We are interested in the effect non-enzymatic covalent modifications (NECMs) have on the epigenetic landscape, cellular fate, and their implications in disease.

Characterization of Linker Histone H1 Variants

The linker histone H1 is a fundamental component of chromatin that is critical in regulating the higher order structuring of the eukaryotic genome. There are several subtypes of human H1; the David lab is interested in characterizing the functional variability of human H1 variants.

Non-Canonical Histone Ubiquitination

Despite the identification of 40+ ubiquitination sites on histones in vivo, only a fraction of these have been studied in detail. We are interested in elucidating the readers, writers, and erasers of these marks, with the goal of understanding their biological significance and functional output.

Chromatin (mis)regulation during Hepatitis B Virus infection

Hepatitis B Virus (HBV) chronically affects more than 250 million people worldwide. Two key elements of the HBV life cycle contribute to the development chronic infections and correlate with the severity of disease progression: the establishment of a viral minichromosome of covalently closed circular (ccc) DNA within infected hepatocytes, and the expression of the regulatory protein HBx. Interestingly, HBx in the nucleus redirects host epigenetic machinery to activate cccDNA expression. We seek to better understand the molecular mechanisms behind this misregulated chromatin signaling in HBV infection.

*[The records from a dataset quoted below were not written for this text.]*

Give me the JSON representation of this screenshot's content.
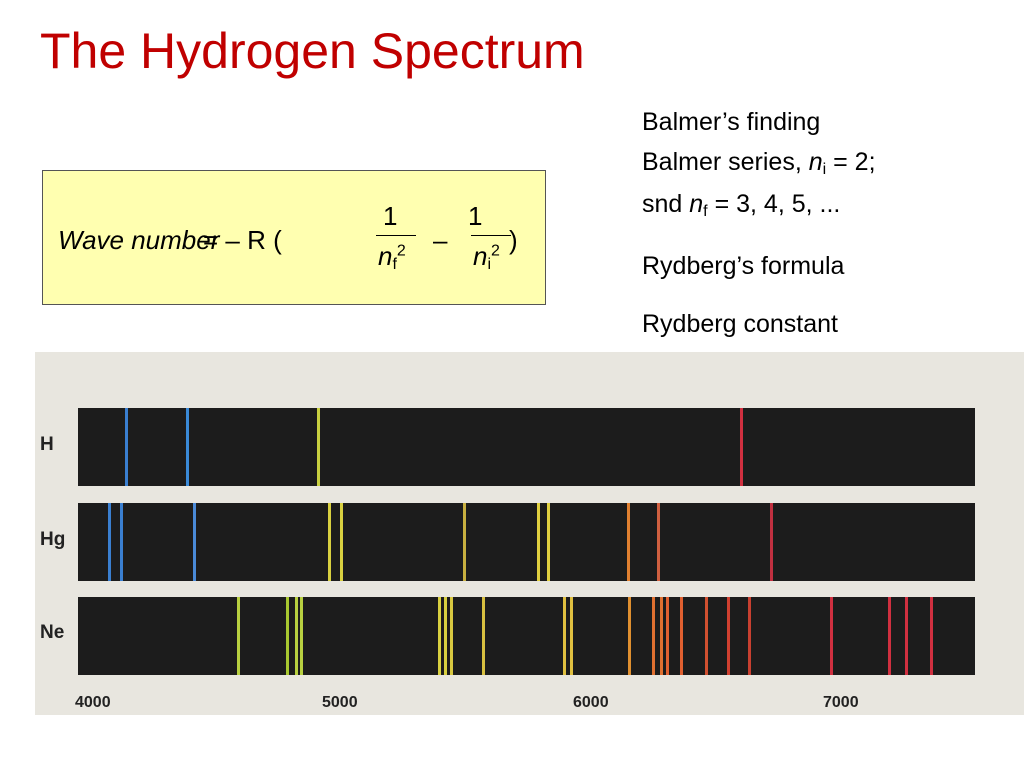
{
  "title": "The Hydrogen Spectrum",
  "formula": {
    "lhs": "Wave number",
    "rhs": "= – R (",
    "num1": "1",
    "den1_var": "n",
    "den1_sub": "f",
    "den1_exp": "2",
    "minus": "–",
    "num2": "1",
    "den2_var": "n",
    "den2_sub": "i",
    "den2_exp": "2",
    "close": ")"
  },
  "notes": {
    "line1": "Balmer’s finding",
    "line2": {
      "a": "Balmer series, ",
      "var": "n",
      "sub": "i",
      "b": " = 2;"
    },
    "line3": {
      "a": "snd ",
      "var": "n",
      "sub": "f",
      "b": " = 3, 4, 5, ..."
    },
    "line4": "Rydberg’s formula",
    "line5": "Rydberg constant"
  },
  "spectrum": {
    "rows": [
      "H",
      "Hg",
      "Ne"
    ],
    "axis_labels": [
      "4000",
      "5000",
      "6000",
      "7000"
    ]
  }
}
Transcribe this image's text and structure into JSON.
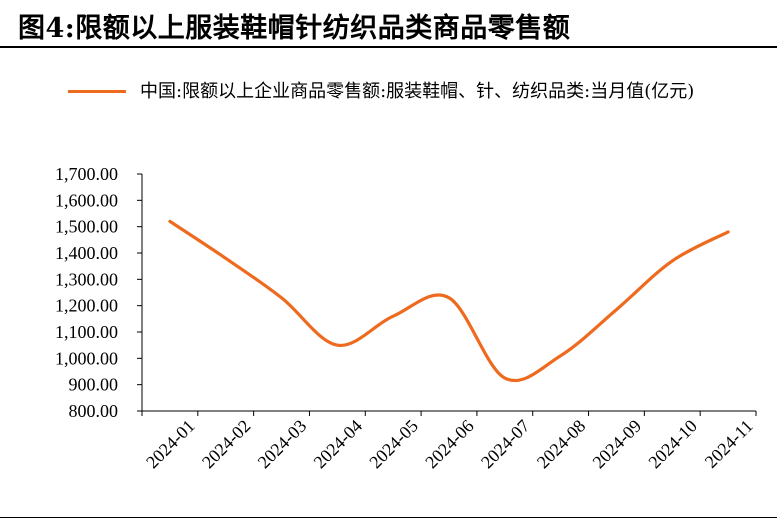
{
  "header": {
    "title": "图4:限额以上服装鞋帽针纺织品类商品零售额"
  },
  "legend": {
    "label": "中国:限额以上企业商品零售额:服装鞋帽、针、纺织品类:当月值(亿元)"
  },
  "colors": {
    "series": "#ee6a1e",
    "axis": "#000000"
  },
  "chart_data": {
    "type": "line",
    "x": [
      "2024-01",
      "2024-02",
      "2024-03",
      "2024-04",
      "2024-05",
      "2024-06",
      "2024-07",
      "2024-08",
      "2024-09",
      "2024-10",
      "2024-11"
    ],
    "series": [
      {
        "name": "中国:限额以上企业商品零售额:服装鞋帽、针、纺织品类:当月值(亿元)",
        "values": [
          1520,
          1380,
          1230,
          1050,
          1160,
          1230,
          925,
          1010,
          1185,
          1370,
          1480
        ]
      }
    ],
    "y_ticks": [
      "800.00",
      "900.00",
      "1,000.00",
      "1,100.00",
      "1,200.00",
      "1,300.00",
      "1,400.00",
      "1,500.00",
      "1,600.00",
      "1,700.00"
    ],
    "ylim": [
      800,
      1700
    ],
    "xlabel": "",
    "ylabel": "",
    "grid": false,
    "legend_position": "top"
  }
}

Methods to engineer proteins in vivo

We develop methods that bring the precision and flexibility of synthetic chemistry to a native chromatin context using newly identified ultra-fast split inteins. We apply these methods toward the traceless and site-specific labeling of histones with native and synthetic modifications live cells. In addition, we are expanding our in cellulo method to animal models, illustrating the direct manipulation of histones in a tissue-specific manner. With these in vitro and in vivo methods we aim to characterize new classes of histone modifications and their direct role in regulating transcription in healthy and disease states.